The 2020 state of cybersecurity: 2 ways enterprises need to prepare
Securing all forms of data is, and will continue to be, an ongoing challenge for individuals, organizations and enterprises as we head into 2020. Just look at the past year—one of the most notable cybersecurity threats that plagued cities, individuals and other organizations (especially healthcare) was ransomware.
And when you look at the numbers, they’re staggering. As of this past August, 140 ransomware attacks have targeted public state and local governments as well as healthcare providers this year, with two-thirds of publicly known attacks targeting the former. The point is that malicious actors are tenacious, creative, and will keep finding new ways to get what they want: your data.
And, as with every new year, comes new—and often unforeseen or even unfathomable—threats to cybersecurity and the data, apps and technology that we’ve all come to rely on every day. As someone who’s worked in cybersecurity throughout my entire career, there are two things I believe we’ll see make headlines next year that every enterprise should be aware of and prepare for.
The convergence of physical infiltration with cyberattacks, challenging security across the board
Cyberattacks on an enterprise or a government can be carried out remotely but, in 2019, we started hearing more about the physical element added to the mix. Just look at the woman who had a thumb drive loaded with malware that got into Mar-a-Lago. Although she wasn’t able to successfully tap into the network, she still had a convincing enough story to get past physical checkpoints manned by the Secret Service.
And it doesn’t take sophisticated software or intelligence operations to execute these attacks – a well-planned, staged scenario is all it takes. For instance, someone could pose as an electrician to gain physical access to a hospital being built, walking around unimpeded until they find an unprotected device to access the network.

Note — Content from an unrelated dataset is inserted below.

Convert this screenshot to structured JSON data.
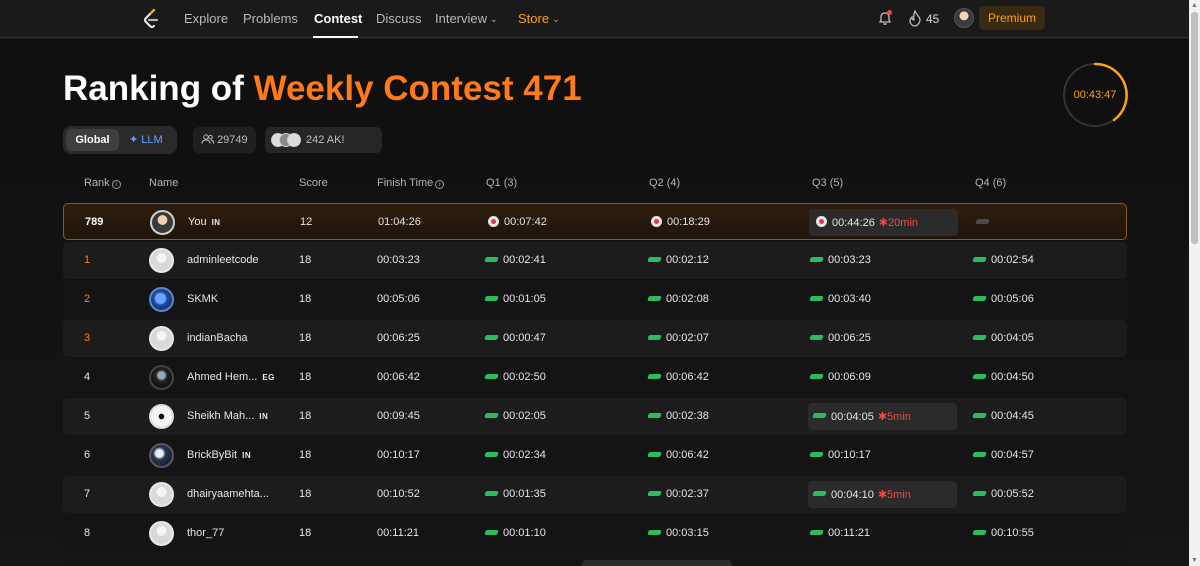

I believe we’ll see more of these high-profile, hybrid cyber-physical attacks in 2020.
AI and speech technology will be exploited, making voice a new weapon of choice
If there’s one thing that malicious actors are good at, it’s creativity. We’ll see business email compromise (BEC) extend further over into voice next year.
Even though many organizations have educated employees on how to spot potential phishing emails, many aren’t ready for voice to do the same as they’re very believable and there really aren’t many effective, mainstream ways of detecting them. And while these types of “voishing” attacks aren’t new, we’ll see more malicious actors leveraging influential voices to execute attacks next year.
And it’s not as hard as it sounds—it’s easier than ever to get an audio clip of an executive, CEO or world leader giving a speech and then altering it for nefarious purposes (what’s known as a deepfake). Imagine receiving an urgent call or voicemail from your “boss,” asking to share credentials for a secure platform or system. Without any packaged-up, off-the-shelf solutions to help detect these threats, we’re going to see a lot more voice-related attacks in 2020 that will be harder to identify and even harder to protect against.
With these looming threats, organizations need to be proactive, be vigilant and think like the enemy.
These are just two strategies we’ll see malicious actors exploit next year, in addition to all of the other creative, and yet destructive, ways to gain access to critical data. Keep in mind that these actors have this one goal in mind, because there’s a giant pot of gold at the end of the rainbow.